First, I believe you have to define what you consider as “training is over”. I’m not aware of any formal definition for it in RL. That said, I think you may consider stop training when agent reaches some desirable performance (that can be achieved), or that its policy has very little entropy (randomness), or when training time surpasses the time you have available, or that training stops after a pre-defined number of training iterations.
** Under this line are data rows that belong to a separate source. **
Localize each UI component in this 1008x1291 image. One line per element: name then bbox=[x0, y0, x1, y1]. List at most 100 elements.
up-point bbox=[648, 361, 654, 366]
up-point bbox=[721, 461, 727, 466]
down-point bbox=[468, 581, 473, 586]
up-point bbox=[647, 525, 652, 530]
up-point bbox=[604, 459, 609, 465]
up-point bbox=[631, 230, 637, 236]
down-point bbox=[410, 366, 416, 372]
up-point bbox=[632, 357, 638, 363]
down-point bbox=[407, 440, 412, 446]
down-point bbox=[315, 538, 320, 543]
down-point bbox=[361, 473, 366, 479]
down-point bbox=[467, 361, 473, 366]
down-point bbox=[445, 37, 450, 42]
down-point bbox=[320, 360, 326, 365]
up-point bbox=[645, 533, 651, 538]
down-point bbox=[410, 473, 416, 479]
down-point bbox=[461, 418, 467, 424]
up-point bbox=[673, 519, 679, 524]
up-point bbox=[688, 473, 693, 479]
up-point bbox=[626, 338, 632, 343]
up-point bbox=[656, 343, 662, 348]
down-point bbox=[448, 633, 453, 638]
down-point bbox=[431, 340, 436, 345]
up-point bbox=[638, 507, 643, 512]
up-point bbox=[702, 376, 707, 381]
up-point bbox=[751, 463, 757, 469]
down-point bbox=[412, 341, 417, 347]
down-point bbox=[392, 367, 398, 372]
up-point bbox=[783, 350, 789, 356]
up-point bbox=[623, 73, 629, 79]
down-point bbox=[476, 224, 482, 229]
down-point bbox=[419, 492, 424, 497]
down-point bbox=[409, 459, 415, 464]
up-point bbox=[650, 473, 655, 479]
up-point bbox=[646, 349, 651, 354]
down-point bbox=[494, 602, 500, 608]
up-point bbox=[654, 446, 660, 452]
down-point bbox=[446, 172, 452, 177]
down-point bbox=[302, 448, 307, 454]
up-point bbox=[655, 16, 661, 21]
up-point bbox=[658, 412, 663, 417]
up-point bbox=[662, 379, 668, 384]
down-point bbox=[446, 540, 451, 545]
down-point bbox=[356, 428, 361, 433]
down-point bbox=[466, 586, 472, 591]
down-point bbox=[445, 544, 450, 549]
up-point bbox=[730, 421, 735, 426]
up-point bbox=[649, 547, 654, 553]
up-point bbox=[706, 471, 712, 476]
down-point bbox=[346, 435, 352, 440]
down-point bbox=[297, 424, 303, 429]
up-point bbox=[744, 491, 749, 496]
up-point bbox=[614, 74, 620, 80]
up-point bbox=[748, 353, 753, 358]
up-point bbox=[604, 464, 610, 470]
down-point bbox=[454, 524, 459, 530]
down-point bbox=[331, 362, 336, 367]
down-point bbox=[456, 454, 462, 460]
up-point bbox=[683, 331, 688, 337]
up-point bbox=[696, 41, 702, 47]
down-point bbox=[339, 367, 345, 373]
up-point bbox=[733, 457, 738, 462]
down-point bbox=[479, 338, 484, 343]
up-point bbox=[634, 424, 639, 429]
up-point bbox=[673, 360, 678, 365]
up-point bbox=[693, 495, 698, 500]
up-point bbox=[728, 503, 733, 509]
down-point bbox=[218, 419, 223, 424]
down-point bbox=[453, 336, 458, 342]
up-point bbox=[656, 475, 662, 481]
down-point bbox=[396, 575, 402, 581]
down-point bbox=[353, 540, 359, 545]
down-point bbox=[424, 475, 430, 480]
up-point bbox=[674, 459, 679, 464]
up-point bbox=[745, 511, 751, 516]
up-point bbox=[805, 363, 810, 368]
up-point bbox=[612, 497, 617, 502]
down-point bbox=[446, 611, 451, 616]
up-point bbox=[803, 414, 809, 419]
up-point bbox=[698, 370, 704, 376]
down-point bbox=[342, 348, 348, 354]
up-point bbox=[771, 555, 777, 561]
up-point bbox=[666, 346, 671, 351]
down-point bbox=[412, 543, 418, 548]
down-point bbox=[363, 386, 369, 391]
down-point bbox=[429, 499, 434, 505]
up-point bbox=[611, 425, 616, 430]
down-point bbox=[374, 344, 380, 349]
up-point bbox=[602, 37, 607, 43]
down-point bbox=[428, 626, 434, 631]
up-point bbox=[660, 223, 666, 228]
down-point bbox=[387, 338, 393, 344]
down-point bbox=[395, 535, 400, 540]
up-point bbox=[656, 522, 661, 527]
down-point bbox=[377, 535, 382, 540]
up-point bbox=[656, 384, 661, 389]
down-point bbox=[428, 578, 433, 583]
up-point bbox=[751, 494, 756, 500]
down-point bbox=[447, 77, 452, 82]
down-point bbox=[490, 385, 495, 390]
In terms of API, you can use tune’s stopping condition (see Basic Python API), e.g.,

analysis = ray.tune.run(
    # ...
    stop=stop_criteria,
    # ...
)

I hope this helps.

Yeah, I should have made myself clearer.

I’m running multiple trials of PPO with Tune’s Population-Based Training. Now, this is happening in a Ray Cluster.
What I want to do is have another program run outside the Ray Cluster. This program starts running whenever I command, but has to automatically end the moment PBT experiment is over. i.e., when tune.run returns ExperimentalAnalysis object which basically means that the Tune experiment is over. So it’s not really when the “training is over,” but when the “Tune experiment is over.”

In terms of the stopping conditions via stop parameter, I usually use the 'time_total_s` equal to 72,000 seconds. The training itself of each trial in the PBT population does end after 72,000 seconds, but the actual total run time of PBT experiment is approximately 84,000 seconds. However, this experiment total time changes every run. So I doubt I can use the stopping condition to check if the experiment is over.

If there’s a way to check if a certain experiment is running inside a Ray Cluster from the outside, that would be wonderful. Then I can just keep calling a function to check if PBT is still running from my non-Ray code.

Sorry if this all sounds confusing. Please let me know and I’ll try my best to clear anything! Thanks for the help

I think I get your problem. I’m not sure if there is anything built-in in Ray designed for such need. Perhaps, you can monitor the job state from Ray dashboard (I’m not sure if there is any Python api to query it)? I image that you can also try (from the training thread) to write a file somewhere or call some REST service… Besides finishing termination, you probably want to manage failures or queued tasks too, I guess.

Have you considered writing your own training reporter (Console Output (Reporters) — Ray v2.0.0.dev0)?

I hope any of this helps.